Neutering requires a surgical procedure to remove the testicles of a dog and the ovaries and uterus of a bitch. It is done under general anesthesia, which makes it painless. The male's testicles are removed through a small incision in the scrotum or sac, while the bitch's uterus and ovaries are removed through an incision in the midline or center of her belly. Your Labrador may be able to come home the same day as the surgery for lots of TLC and should have little to no discomfort if you follow your vet's instructions carefully.
It tends to make Labradors more popular with both humans and other dogs. They're usually friendly and well behaved, but you don't want 50 or so pounds of dog clinging to your leg and humping away every few minutes or the same size bitch running through the house in a frenzy of sexual frustration, dripping bloody fluid everywhere. Your big boy will make more friends at the dog park or doggie day care if he's not pestering an unreceptive bitch or starting a fight with another male. If you're a hunter, your sweet girl will be able to concentrate better on fetching birds if she's not humming "Hot Stuff" under her breath. Neither one can possibly get cancer or any other disease in an organ that isn't there any more. Neither one will have a radical personality change or get fat just because of neutering.

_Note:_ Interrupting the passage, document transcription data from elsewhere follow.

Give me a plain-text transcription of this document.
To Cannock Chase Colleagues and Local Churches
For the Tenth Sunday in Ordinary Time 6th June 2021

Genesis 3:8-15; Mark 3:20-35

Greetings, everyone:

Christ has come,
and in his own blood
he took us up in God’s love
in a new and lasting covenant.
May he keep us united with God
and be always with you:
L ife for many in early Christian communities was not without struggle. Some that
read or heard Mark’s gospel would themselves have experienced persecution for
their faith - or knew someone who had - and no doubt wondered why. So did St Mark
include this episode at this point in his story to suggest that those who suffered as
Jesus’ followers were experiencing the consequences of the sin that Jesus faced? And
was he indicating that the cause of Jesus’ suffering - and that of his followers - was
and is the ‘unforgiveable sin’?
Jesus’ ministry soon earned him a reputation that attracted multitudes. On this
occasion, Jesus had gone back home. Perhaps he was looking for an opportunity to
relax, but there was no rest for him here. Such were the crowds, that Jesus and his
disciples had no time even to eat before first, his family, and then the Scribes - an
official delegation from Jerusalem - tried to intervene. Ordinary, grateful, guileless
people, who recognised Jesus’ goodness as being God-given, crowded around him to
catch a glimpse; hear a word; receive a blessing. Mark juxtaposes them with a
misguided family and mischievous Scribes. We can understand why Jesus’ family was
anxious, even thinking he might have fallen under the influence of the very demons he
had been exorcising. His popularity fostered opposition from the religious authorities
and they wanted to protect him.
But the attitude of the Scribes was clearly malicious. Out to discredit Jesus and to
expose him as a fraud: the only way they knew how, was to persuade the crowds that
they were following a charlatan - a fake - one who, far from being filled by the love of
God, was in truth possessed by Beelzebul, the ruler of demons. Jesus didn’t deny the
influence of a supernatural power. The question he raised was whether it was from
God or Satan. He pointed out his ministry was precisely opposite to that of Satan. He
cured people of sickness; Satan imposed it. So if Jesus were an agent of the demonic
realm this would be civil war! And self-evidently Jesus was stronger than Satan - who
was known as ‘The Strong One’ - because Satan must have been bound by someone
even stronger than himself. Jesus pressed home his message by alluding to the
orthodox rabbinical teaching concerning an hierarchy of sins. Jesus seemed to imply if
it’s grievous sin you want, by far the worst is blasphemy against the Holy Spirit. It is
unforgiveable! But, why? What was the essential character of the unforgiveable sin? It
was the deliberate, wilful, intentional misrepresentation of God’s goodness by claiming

The best time to neuter any dog is after he's full grown but before he hits puberty. Labs tend to be late developers and can sometimes not reach their full growth until 2 years of age, but sexual maturity can come before that. Bitches seem to do best if spayed before their first heat cycle and certainly before they've had a litter. Six months of age is about the right time to consult your vet about taking care of this important aspect of your Lab's health and well-being. Together you can judge where your pet is developmentally and whether it's time to relieve your pal of that biological imperative, the need to breed.
Always check with your veterinarian before changing your pet’s diet, medication, or physical activity routines. This information is not a substitute for a vet’s opinion.